Sistemasi: Jurnal Sistem Informasi (May 2024)

A Web Scraper for Data Mining Purposes

  • Yasir Ali Mahmood,
  • Bassim Mahmood

DOI
https://doi.org/10.32520/stmsi.v13i3.4107
Journal volume & issue
Vol. 13, no. 3
pp. 1243 – 1252

Abstract

Read online

The current revolution in technology makes data a crucial part of real-life applications due to its importance in making decisions. In the era of big data and the massive expansion of data streams on Internet networks and platforms, the process of data collection, mining, and analysis has become a not easy matter. Therefore, the presence of auxiliary applications for data mining and gathering has become a necessary need. Usually, companies offer special APIs to collect data from particular destinations, which needs a high cost. Generally, there is a severe lack in the literature in providing approaches that offer flexible, low, or free of cost tools for web scraping. Hence, this article provides a free tool that can be used for data mining and data collection purposes from the web.

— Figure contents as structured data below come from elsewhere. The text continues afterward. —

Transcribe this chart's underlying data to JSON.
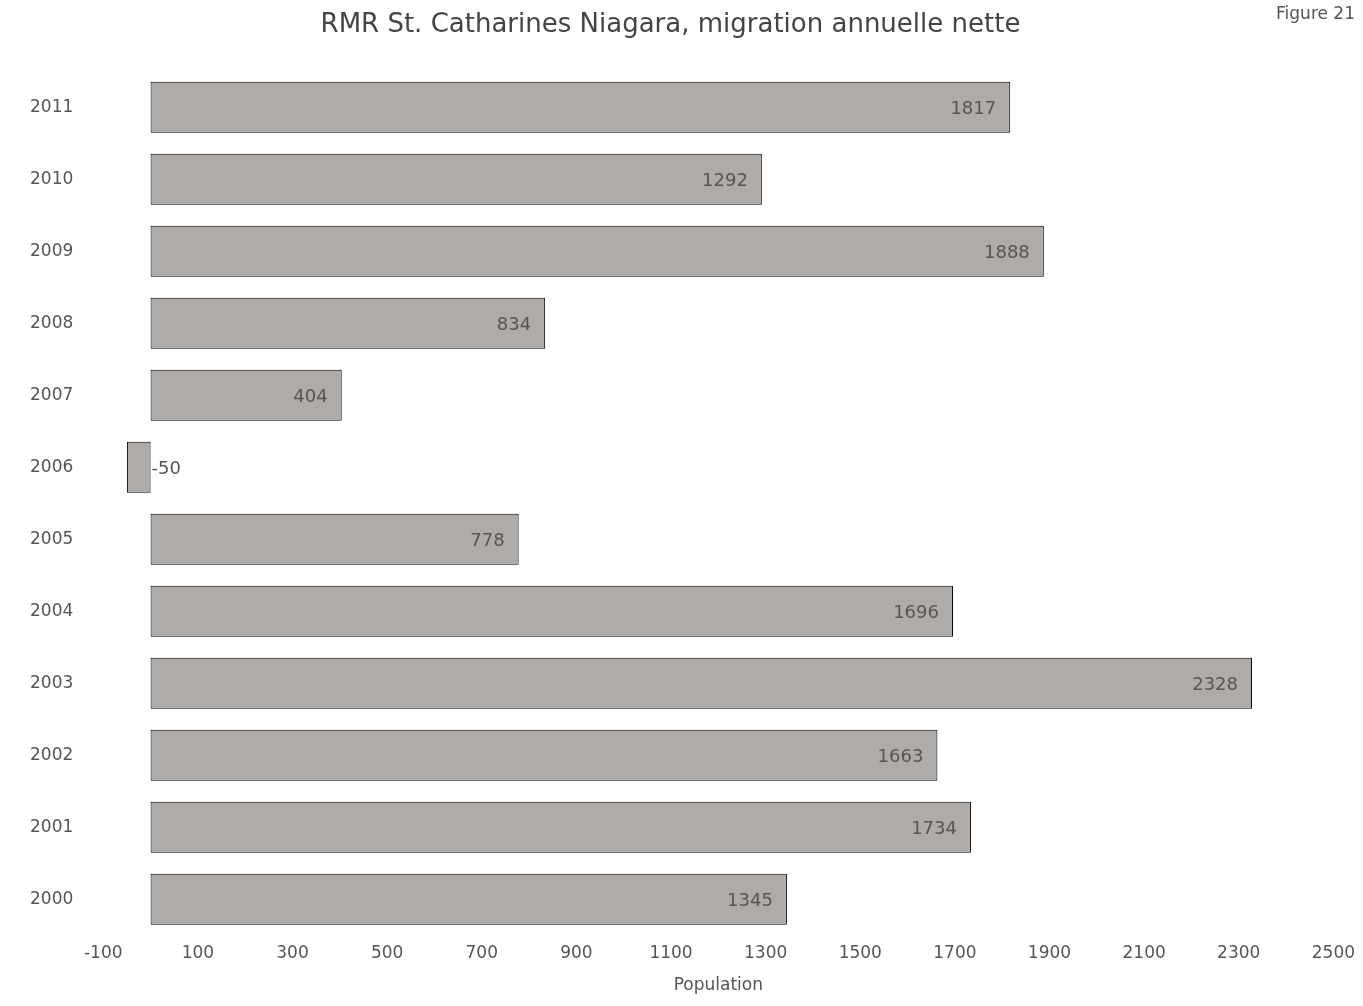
{
  "chart_data": {
    "type": "bar",
    "orientation": "horizontal",
    "title": "RMR St. Catharines Niagara, migration annuelle nette",
    "xlabel": "Population",
    "annotations": [
      "Figure 21"
    ],
    "categories": [
      "2011",
      "2010",
      "2009",
      "2008",
      "2007",
      "2006",
      "2005",
      "2004",
      "2003",
      "2002",
      "2001",
      "2000"
    ],
    "values": [
      1817,
      1292,
      1888,
      834,
      404,
      -50,
      778,
      1696,
      2328,
      1663,
      1734,
      1345
    ],
    "color": "#afaba9",
    "xlim": [
      -100,
      2500
    ],
    "xticks": [
      -100,
      100,
      300,
      500,
      700,
      900,
      1100,
      1300,
      1500,
      1700,
      1900,
      2100,
      2300,
      2500
    ],
    "grid": false,
    "legend": false,
    "data_labels": true
  }
}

Specifically, an efficient Google Scholar web scraper is introduced. The extracted data can be used for analysis purposes and making decisions about an issue of interest. The proposed scraper can also be modified for crawling web links and retrieving specific data from a particular website. It can also formalize the collected data as a ready dataset to be used in the analysis phase. The efficiency of the proposed scraper is tested in terms of the time consumption, accuracy, and quality of the data collected. The findings showed that the proposed approach is highly feasible for data collection and can be adopted by data analysts.